If You’re Living in A Glass House, Throw Her the Rocks! A Generic Cialis Soundscape
Have you ever lived in an apartment where the walls are made out of paper, like in those old-fashioned Japanese houses? Welcome to my world. Before I bought some Generic Cialis, it was downright unlivable, and I'll explain why. I can hear everything my neighbors do to their little squealing geishas, morning noon and night, from above, from below, and from every side. Sometimes I wonder-did someone put some Generic Cialis in the building's water supply, or what? Some of those neighbors of mine are a lot older than I am, and they're going at it like champions. It's like being back in the old college dorm, where people on every side of you were banging each other's brains out 24 hours a day, without a care in the world. And you didn't necessarily mind living in Hugh Hefner's mansion, because you and your future wife were at it as well, banging like there was no tomorrow (and no mid-term tomorrow!), never dreaming that one day you'd need something called Generic Cialis. Heck, I just attended my10th-year college reunion last month-I'm not that old! Seems like just yesterday... all my erectile dysfunction troubles seemed so far away. Until they became serious, the noises from behind my apartment walls were just everyday nuisances. But when I realized I was no longer part of that chorus, it became downright depressing.

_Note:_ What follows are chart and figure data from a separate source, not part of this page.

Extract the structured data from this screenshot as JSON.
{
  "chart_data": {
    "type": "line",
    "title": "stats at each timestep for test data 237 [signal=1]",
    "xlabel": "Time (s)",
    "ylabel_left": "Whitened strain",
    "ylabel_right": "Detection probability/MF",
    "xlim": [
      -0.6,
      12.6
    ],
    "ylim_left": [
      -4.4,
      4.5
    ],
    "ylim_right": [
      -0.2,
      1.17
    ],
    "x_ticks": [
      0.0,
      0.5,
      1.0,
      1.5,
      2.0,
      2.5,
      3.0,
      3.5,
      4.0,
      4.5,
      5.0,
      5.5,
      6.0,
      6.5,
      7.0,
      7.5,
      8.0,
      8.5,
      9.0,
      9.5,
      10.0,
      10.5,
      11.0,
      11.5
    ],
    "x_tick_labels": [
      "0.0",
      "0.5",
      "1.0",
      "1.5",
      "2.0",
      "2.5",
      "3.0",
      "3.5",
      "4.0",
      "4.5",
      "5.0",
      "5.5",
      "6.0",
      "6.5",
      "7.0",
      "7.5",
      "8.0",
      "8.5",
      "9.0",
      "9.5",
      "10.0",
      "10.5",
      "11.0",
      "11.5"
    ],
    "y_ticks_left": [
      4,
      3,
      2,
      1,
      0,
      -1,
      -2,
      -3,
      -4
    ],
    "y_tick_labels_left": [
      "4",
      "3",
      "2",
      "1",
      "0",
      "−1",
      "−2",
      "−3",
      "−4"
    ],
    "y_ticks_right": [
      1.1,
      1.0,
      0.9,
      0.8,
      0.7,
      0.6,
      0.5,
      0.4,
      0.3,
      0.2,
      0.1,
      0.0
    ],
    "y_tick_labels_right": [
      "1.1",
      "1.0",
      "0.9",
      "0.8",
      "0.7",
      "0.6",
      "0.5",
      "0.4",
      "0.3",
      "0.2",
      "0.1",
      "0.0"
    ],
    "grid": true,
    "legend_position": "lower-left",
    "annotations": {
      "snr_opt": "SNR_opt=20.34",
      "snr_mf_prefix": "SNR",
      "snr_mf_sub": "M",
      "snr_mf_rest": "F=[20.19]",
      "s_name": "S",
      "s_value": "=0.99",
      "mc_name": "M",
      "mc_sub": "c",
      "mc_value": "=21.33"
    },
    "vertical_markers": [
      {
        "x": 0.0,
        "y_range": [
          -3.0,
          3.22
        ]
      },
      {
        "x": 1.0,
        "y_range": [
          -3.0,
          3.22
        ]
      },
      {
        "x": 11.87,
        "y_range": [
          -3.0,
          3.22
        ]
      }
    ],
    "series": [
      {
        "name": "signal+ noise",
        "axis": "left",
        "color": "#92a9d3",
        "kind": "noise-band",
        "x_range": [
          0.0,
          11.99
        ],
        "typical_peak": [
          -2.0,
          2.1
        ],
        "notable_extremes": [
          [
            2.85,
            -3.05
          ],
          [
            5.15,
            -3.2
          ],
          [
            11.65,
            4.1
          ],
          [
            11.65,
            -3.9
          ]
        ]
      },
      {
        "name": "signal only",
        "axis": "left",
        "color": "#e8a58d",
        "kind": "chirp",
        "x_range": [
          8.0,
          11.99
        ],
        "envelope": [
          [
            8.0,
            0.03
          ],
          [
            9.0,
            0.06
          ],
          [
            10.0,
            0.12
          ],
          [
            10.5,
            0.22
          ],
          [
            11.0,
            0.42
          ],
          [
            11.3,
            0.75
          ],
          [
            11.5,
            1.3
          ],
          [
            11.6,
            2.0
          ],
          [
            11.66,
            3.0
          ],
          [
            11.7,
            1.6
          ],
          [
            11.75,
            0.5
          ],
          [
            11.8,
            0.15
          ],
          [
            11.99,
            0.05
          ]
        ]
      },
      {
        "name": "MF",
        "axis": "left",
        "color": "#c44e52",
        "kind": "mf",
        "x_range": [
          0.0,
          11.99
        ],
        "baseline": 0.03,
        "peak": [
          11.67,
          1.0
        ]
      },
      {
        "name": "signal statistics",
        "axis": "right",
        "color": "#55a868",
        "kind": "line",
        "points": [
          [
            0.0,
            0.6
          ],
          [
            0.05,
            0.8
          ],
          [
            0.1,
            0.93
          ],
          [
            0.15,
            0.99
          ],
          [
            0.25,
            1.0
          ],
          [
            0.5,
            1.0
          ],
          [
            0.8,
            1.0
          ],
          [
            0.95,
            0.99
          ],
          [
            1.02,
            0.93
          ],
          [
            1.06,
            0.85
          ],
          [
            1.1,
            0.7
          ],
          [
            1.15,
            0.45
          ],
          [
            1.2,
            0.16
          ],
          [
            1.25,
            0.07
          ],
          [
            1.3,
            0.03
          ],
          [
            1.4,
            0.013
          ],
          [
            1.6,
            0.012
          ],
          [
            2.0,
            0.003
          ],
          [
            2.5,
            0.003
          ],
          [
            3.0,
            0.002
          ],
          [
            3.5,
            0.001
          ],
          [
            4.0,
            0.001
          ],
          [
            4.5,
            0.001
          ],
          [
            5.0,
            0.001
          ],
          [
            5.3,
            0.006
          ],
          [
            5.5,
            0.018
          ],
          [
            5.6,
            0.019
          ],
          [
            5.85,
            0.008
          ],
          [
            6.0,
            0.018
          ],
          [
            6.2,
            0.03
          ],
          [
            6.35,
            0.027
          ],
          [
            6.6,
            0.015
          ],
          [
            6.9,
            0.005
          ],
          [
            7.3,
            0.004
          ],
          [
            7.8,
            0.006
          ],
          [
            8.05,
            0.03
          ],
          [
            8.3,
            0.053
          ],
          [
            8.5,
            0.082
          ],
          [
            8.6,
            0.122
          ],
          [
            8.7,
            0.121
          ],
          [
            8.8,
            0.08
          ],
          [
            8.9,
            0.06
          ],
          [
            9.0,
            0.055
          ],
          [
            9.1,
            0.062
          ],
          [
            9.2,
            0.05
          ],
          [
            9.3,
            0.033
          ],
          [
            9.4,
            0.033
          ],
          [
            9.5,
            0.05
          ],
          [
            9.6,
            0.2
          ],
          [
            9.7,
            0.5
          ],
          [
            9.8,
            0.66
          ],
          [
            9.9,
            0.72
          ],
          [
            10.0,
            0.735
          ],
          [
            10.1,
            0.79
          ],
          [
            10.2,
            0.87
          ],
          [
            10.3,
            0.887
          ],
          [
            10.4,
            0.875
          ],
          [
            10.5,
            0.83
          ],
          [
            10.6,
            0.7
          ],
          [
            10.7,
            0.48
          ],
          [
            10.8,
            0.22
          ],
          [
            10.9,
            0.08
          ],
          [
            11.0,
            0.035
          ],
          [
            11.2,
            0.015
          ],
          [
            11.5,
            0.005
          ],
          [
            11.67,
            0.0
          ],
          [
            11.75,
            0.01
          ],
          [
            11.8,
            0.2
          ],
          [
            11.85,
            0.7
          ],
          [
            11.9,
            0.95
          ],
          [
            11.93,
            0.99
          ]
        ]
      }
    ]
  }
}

Oscar Wilde once said something to the effect that other people's tragedies were unbearably banal. Let me paraphrase that into a bit of Generic Cialis wisdom, and say that other people's sex banter is unbearably idiotic. If people only realized what they sounded like to their neighbors, they'd shut the hell up. I guess they don't give it much thought, when they're doing it like junkyard dogs. But imagine me, lying there in our desolate bed like some worthless old Balzac-my wife poking and teasing my flaccid little Speed Racer, which was obviously in desperate need for some Generic Cialis. I'm doing everything I can think of to recall Mr. Johnson to life-thinking happy thoughts, watching porn, applying lubricant, asking my wife to role-play, and things a lot kinkier than that. Of course, nothing worked, because unfortunately, having your wife put on a nurse costume won't restore proper blood flow to your Slap Happy. As I later learned, Generic Cialis does just that, allowing you to get the rock-solid pillar of an erection you remember from your fraternity days. After months of playing games, and watching my poor wife head mournfully to pleasure herself with the shower nozzle, I finally broke down and placed my Generic Cialis order on the Internet.
On that fateful night when my
Generic Cialis arrived, we had planned to have a "romantic" dinner at home, with candles and whatnot, so I slipped into the restroom and took my first dose. What the heck, I thought-we'll see what comes of this! Before we'd even finished our dinner, the neighbors were at it. From behind every wall, we could hear their ridiculous cries of passion. "Give it to me! Please!" "Deeper, Mr. Jimmy, deeper!" "Harder, baby! Harder!" "Yes doctor! Yes doctor!" Luckily, the doctor had prescribed
Generic Cialis! I looked at my wife, and realized I had a Herculean hard-on. And I suggested that we have rough, noisy sex. That night, we had our revenge on all of our noisy neighbors. I guess I should be thankful. I mean, it was their screaming and embarrassing me that finally made me order my
Generic Viagra. I gave it hard to my wife that night, right there in the kitchen, on the countertop. And I made her scream bloody murder, too.